Criminal Law Basics:  How Does the Criminal Law System Work?

If you are facing a criminal charge, you may be wondering how the criminal law system works.  This article will walk you through the main steps in a typical criminal case.  

  1. Arrest and Jail.  The typical start of a criminal case is the arrest by the police.  From there, there are three main scenarios:  

1) the defendant can be released from jail if the prosecutor decides to drop the case,

2)  the defendant posts bail/bond, and is released with the promise to appear,

3) the defendant stays in jail.

  1. Charging.  The police write a report.  The prosecutor reviews the report and has discretion to decide whether or not to file charges and which ones. Charges are typically filed within 48 hours of the arrest if the defendant is in custody.  

 

  1. Arraignment.  This is the defendant’s first appearance in court to find out what the charges are and to enter a plea, which is very often “Not Guilty.”  Even if you think you are guilty, it is often advisable to enter a “Not Guilty” plea at this stage of the process.  After the plea is entered, the judge will either release the defendant on his or her own recognizance, or set bail for the defendant’s release, or require that he or she stay in jail.

 

  1. Pre-trial.
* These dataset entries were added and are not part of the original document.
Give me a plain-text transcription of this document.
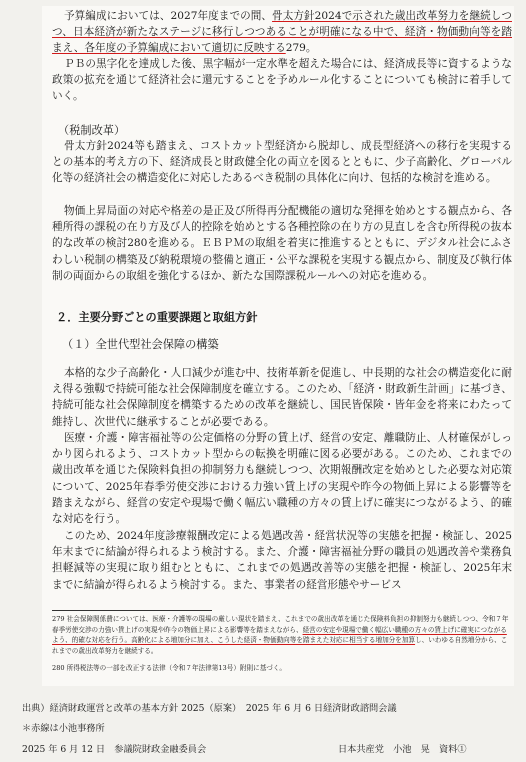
予算編成においては、2027年度までの間、骨太方針2024で示された歳出改革努力を継続しつつ、日本経済が新たなステージに移行しつつあることが明確になる中で、経済・物価動向等を踏まえ、各年度の予算編成において適切に反映する279。

ＰＢの黒字化を達成した後、黒字幅が一定水準を超えた場合には、経済成長等に資するような政策の拡充を通じて経済社会に還元することを予めルール化することについても検討に着手していく。

（税制改革）

骨太方針2024等も踏まえ、コストカット型経済から脱却し、成長型経済への移行を実現するとの基本的考え方の下、経済成長と財政健全化の両立を図るとともに、少子高齢化、グローバル化等の経済社会の構造変化に対応したあるべき税制の具体化に向け、包括的な検討を進める。

物価上昇局面の対応や格差の是正及び所得再分配機能の適切な発揮を始めとする観点から、各種所得の課税の在り方及び人的控除を始めとする各種控除の在り方の見直しを含む所得税の抜本的な改革の検討280を進める。ＥＢＰＭの取組を着実に推進するとともに、デジタル社会にふさわしい税制の構築及び納税環境の整備と適正・公平な課税を実現する観点から、制度及び執行体制の両面からの取組を強化するほか、新たな国際課税ルールへの対応を進める。

２．主要分野ごとの重要課題と取組方針

（１）全世代型社会保障の構築

本格的な少子高齢化・人口減少が進む中、技術革新を促進し、中長期的な社会の構造変化に耐え得る強靱で持続可能な社会保障制度を確立する。このため、「経済・財政新生計画」に基づき、持続可能な社会保障制度を構築するための改革を継続し、国民皆保険・皆年金を将来にわたって維持し、次世代に継承することが必要である。

医療・介護・障害福祉等の公定価格の分野の賃上げ、経営の安定、離職防止、人材確保がしっかり図られるよう、コストカット型からの転換を明確に図る必要がある。このため、これまでの歳出改革を通じた保険料負担の抑制努力も継続しつつ、次期報酬改定を始めとした必要な対応策について、2025年春季労使交渉における力強い賃上げの実現や昨今の物価上昇による影響等を踏まえながら、経営の安定や現場で働く幅広い職種の方々の賃上げに確実につながるよう、的確な対応を行う。

このため、2024年度診療報酬改定による処遇改善・経営状況等の実態を把握・検証し、2025年末までに結論が得られるよう検討する。また、介護・障害福祉分野の職員の処遇改善や業務負担軽減等の実現に取り組むとともに、これまでの処遇改善等の実態を把握・検証し、2025年末までに結論が得られるよう検討する。また、事業者の経営形態やサービス

279 社会保障関係費については、医療・介護等の現場の厳しい現状を踏まえ、これまでの歳出改革を通じた保険料負担の抑制努力も継続しつつ、令和７年春季労使交渉の力強い賃上げの実現や昨今の物価上昇による影響等を踏まえながら、経営の安定や現場で働く幅広い職種の方々の賃上げに確実につながるよう、的確な対応を行う。高齢化による増加分に加え、こうした経済・物価動向等を踏まえた対応に相当する増加分を加算し、いわゆる自然増分から、これまでの歳出改革努力を継続する。

280 所得税法等の一部を改正する法律（令和７年法律第13号）附則に基づく。

出典）経済財政運営と改革の基本方針 2025（原案）　2025 年 6 月 6 日経済財政諮問会議

＊赤線は小池事務所

2025 年 6 月 12 日　参議院財政金融委員会	日本共産党　小池　晃　資料①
In the interim before the trial, there can be additional hearings.  For example, in felony cases, a preliminary hearing is held, where the judge makes sure that there is enough evidence for the case to continue.  In some cases, the defendant will concede that sufficient evidence exists, and waive the preliminary hearing.  This pre-trial time is the time for discovery, which is when the prosecution and defense can exchange documents.  During this time, the defense attorney will research the facts in more detail.  Motions can also be filed.  For example, a Motion to Suppress alleges that evidence should not be admitted (or heard by the jury), because the defendant’s rights were violated in the process of getting that evidence.

 

  1. Trial.  A defendant is presumed innocent, so the purpose of the trial is for the prosecution to present the evidence that shows beyond reasonable doubt that the defendant committed the crime.  Each crime has specific elements that the prosecution must prove.  The trial must occur within a certain time period of the Arraignment.

 

  1. Appeals.  If the verdict is guilty, the defendant may have the right to appeal.  The appeal must be filed within a certain time period, so a defendant should consult with his or her attorney immediately if an appeal is desired.

 

  1. Sentencing.  If the verdict is guilty and an appeal is not sought, the next step is sentencing, where the judge imposes the punishment, which is typically involves fines, counseling, incarceration in jail or prison.